Archaeology Month: Vessels That Speak Volumes on the History of First Nations
Did you know that August is Archaeology Month in the National Capital Region and across the province of Quebec? For the past several years, the Canadian Museum of History has participated in this Archéo-Québec initiative by organizing activities aimed at making this fascinating scientific discipline more accessible to the average person. The Museum has a number of knowledgeable archaeologists on staff who undertake research projects that often lead to discoveries, revealing new information on various aspects of Canada’s ancient history. Within the context of Archaeology Month, I wanted to share one of our most recent acquisitions, which has a lot to tell us about the history of First Nations.
The Museum recently acquired seven Aboriginal pottery vessels from the period before contact with Europeans. The vessels were found by sport divers in the deep waters of the St. Lawrence River near Kingston, Ontario. It is very rare to find complete or nearly complete Aboriginal vessels. This discovery thus gave us a golden opportunity to examine the overall shape of such vessels, as well as the layout of their various decorative elements.
Thanks to carbon dating and an analysis of the chemical composition of residues found on the vessels’ inner walls, we now know much more about how old they are and how they were used. For example, we confirmed that four of the vessels were used to cook cervid meat (moose and deer), probably from deer. In addition, the oldest vessel would have been made nearly 2,000 years ago, and the most recent about five centuries ago.
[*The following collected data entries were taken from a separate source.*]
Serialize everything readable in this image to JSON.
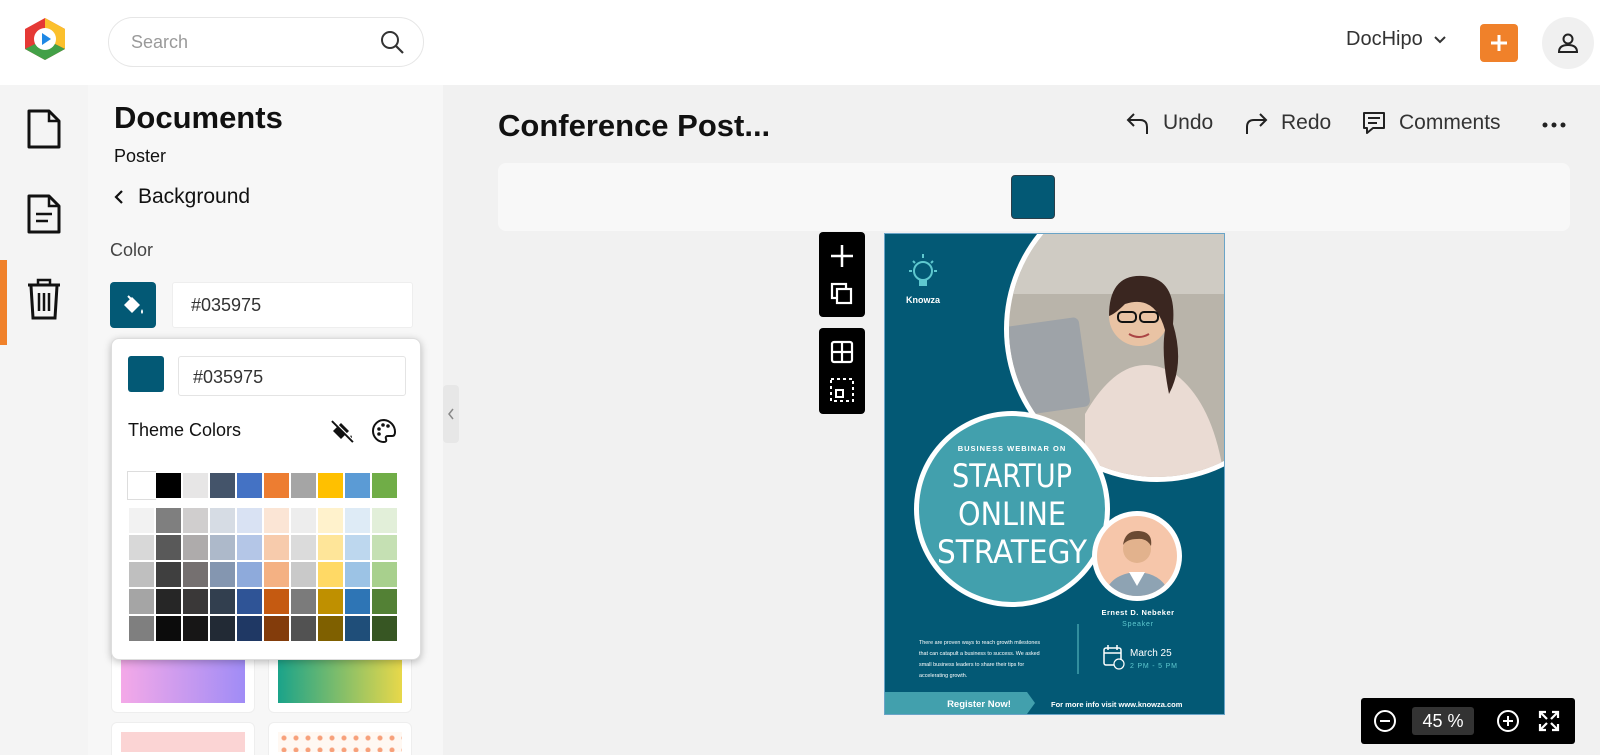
{
  "header": {
    "search_placeholder": "Search",
    "account_label": "DocHipo"
  },
  "sidebar": {
    "items": [
      {
        "name": "documents",
        "icon": "document-icon"
      },
      {
        "name": "my-documents",
        "icon": "document-lines-icon",
        "active": true
      },
      {
        "name": "trash",
        "icon": "trash-icon"
      }
    ]
  },
  "panel": {
    "title": "Documents",
    "subtitle": "Poster",
    "back_label": "Background",
    "color_label": "Color",
    "hex_value": "#035975"
  },
  "picker": {
    "hex_value": "#035975",
    "theme_label": "Theme Colors",
    "theme_row": [
      "#ffffff",
      "#000000",
      "#e7e6e6",
      "#44546a",
      "#4472c4",
      "#ed7d31",
      "#a5a5a5",
      "#ffc000",
      "#5b9bd5",
      "#70ad47"
    ],
    "shades": [
      [
        "#f2f2f2",
        "#7f7f7f",
        "#d0cece",
        "#d6dce4",
        "#d9e2f3",
        "#fbe5d5",
        "#ededed",
        "#fff2cc",
        "#deebf6",
        "#e2efd9"
      ],
      [
        "#d8d8d8",
        "#595959",
        "#aeabab",
        "#adb9ca",
        "#b4c6e7",
        "#f7cbac",
        "#dbdbdb",
        "#fee599",
        "#bdd7ee",
        "#c5e0b3"
      ],
      [
        "#bfbfbf",
        "#3f3f3f",
        "#757070",
        "#8496b0",
        "#8eaadb",
        "#f4b183",
        "#c9c9c9",
        "#ffd965",
        "#9cc3e5",
        "#a8d08d"
      ],
      [
        "#a5a5a5",
        "#262626",
        "#3a3838",
        "#323f4f",
        "#2f5496",
        "#c55a11",
        "#7b7b7b",
        "#bf9000",
        "#2e75b5",
        "#538135"
      ],
      [
        "#7f7f7f",
        "#0c0c0c",
        "#171616",
        "#222a35",
        "#1f3864",
        "#833c0b",
        "#525252",
        "#7f6000",
        "#1f4e79",
        "#375623"
      ]
    ]
  },
  "editor": {
    "doc_title": "Conference Post...",
    "undo_label": "Undo",
    "redo_label": "Redo",
    "comments_label": "Comments",
    "bg_color": "#035975"
  },
  "poster": {
    "brand": "Knowza",
    "eyebrow": "BUSINESS WEBINAR ON",
    "headline_1": "STARTUP",
    "headline_2": "ONLINE",
    "headline_3": "STRATEGY",
    "speaker_name": "Ernest D. Nebeker",
    "speaker_role": "Speaker",
    "body_1": "There are proven ways to reach growth milestones",
    "body_2": "that can catapult a business to success. We asked",
    "body_3": "small business leaders to share their tips for",
    "body_4": "accelerating growth.",
    "date": "March 25",
    "time": "2 PM - 5 PM",
    "cta": "Register Now!",
    "footer": "For more info visit www.knowza.com"
  },
  "zoom": {
    "value": "45",
    "unit": "%"
  },
  "colors": {
    "accent": "#f0812a",
    "poster_bg": "#035975",
    "teal": "#42a0ad",
    "grad_pink": [
      "#f4a9e8",
      "#a08cf6"
    ],
    "grad_teal": [
      "#1aa38a",
      "#e8d84a"
    ]
  }
}
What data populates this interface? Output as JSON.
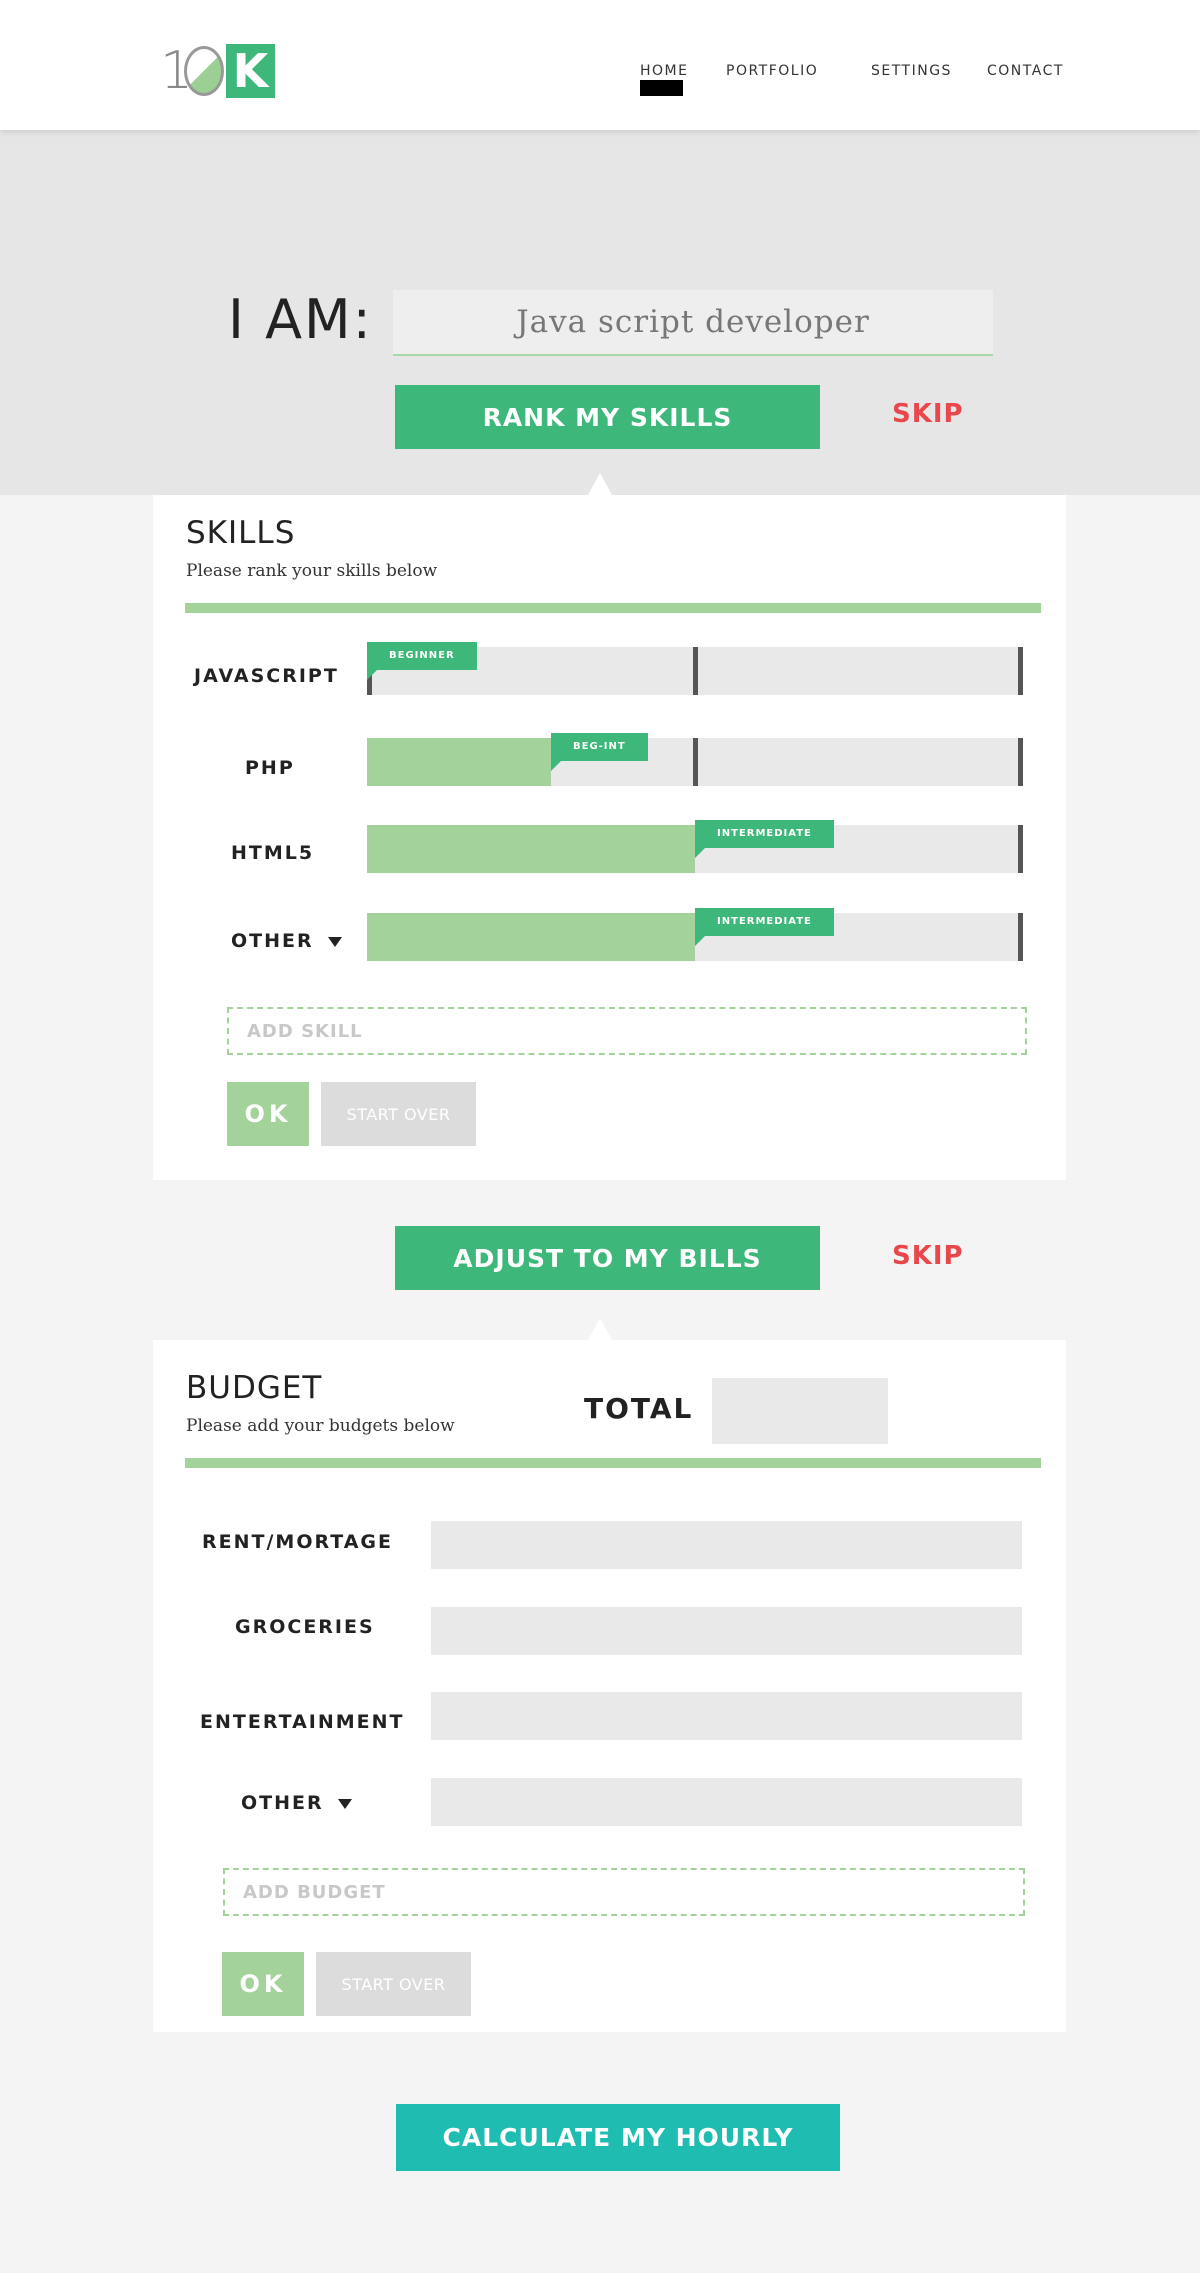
{
  "logo": {
    "text_one": "1",
    "text_k": "K"
  },
  "nav": [
    {
      "label": "HOME"
    },
    {
      "label": "PORTFOLIO"
    },
    {
      "label": "SETTINGS"
    },
    {
      "label": "CONTACT"
    }
  ],
  "hero": {
    "iam_label": "I AM:",
    "role_value": "Java script developer",
    "rank_button": "RANK MY SKILLS",
    "skip": "SKIP"
  },
  "skills": {
    "title": "SKILLS",
    "subtitle": "Please rank your skills below",
    "rows": [
      {
        "label": "JAVASCRIPT",
        "level": "BEGINNER",
        "fill_fraction": 0.0
      },
      {
        "label": "PHP",
        "level": "BEG-INT",
        "fill_fraction": 0.28
      },
      {
        "label": "HTML5",
        "level": "INTERMEDIATE",
        "fill_fraction": 0.5
      },
      {
        "label": "OTHER",
        "level": "INTERMEDIATE",
        "fill_fraction": 0.5
      }
    ],
    "add_placeholder": "ADD SKILL",
    "ok": "OK",
    "start_over": "START OVER"
  },
  "bills": {
    "adjust_button": "ADJUST TO MY BILLS",
    "skip": "SKIP"
  },
  "budget": {
    "title": "BUDGET",
    "subtitle": "Please add your budgets below",
    "total_label": "TOTAL",
    "rows": [
      {
        "label": "RENT/MORTAGE"
      },
      {
        "label": "GROCERIES"
      },
      {
        "label": "ENTERTAINMENT"
      },
      {
        "label": "OTHER"
      }
    ],
    "add_placeholder": "ADD BUDGET",
    "ok": "OK",
    "start_over": "START OVER"
  },
  "calculate_button": "CALCULATE MY HOURLY",
  "colors": {
    "accent_green": "#3db87a",
    "light_green": "#a3d39b",
    "skip_red": "#e8474b",
    "teal": "#1fbcb1"
  }
}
One vessel revealed the presence of caffeine. At first glance it might seem that there has been some sort of contamination, but caffeine occurs naturally in two plants in North America, including cacao from the Yucatán. The second plant, Ilex vomitoria, grows in states along the northern coast of the Gulf of Mexico and, at the time of the Europeans’ arrival in the Mississippi Valley, was used to make a drink consumed by Aboriginal initiates. The plant prepared them for certain rites and ceremonies by purging them of all that was noxious or unhealthy in their bodies.
Was there perhaps a barter network facilitating the trade of this symbolically powerful plant among First Nations as far away as the Great Lakes region? Of course, our analysis is far from over and there is still a lot of work to be done before we can substantiate this theory, but the possibility of a trade in ritual plants between the ancient inhabitants of the Gulf of Mexico and those of the Great Lakes region is very intriguing, don’t you think?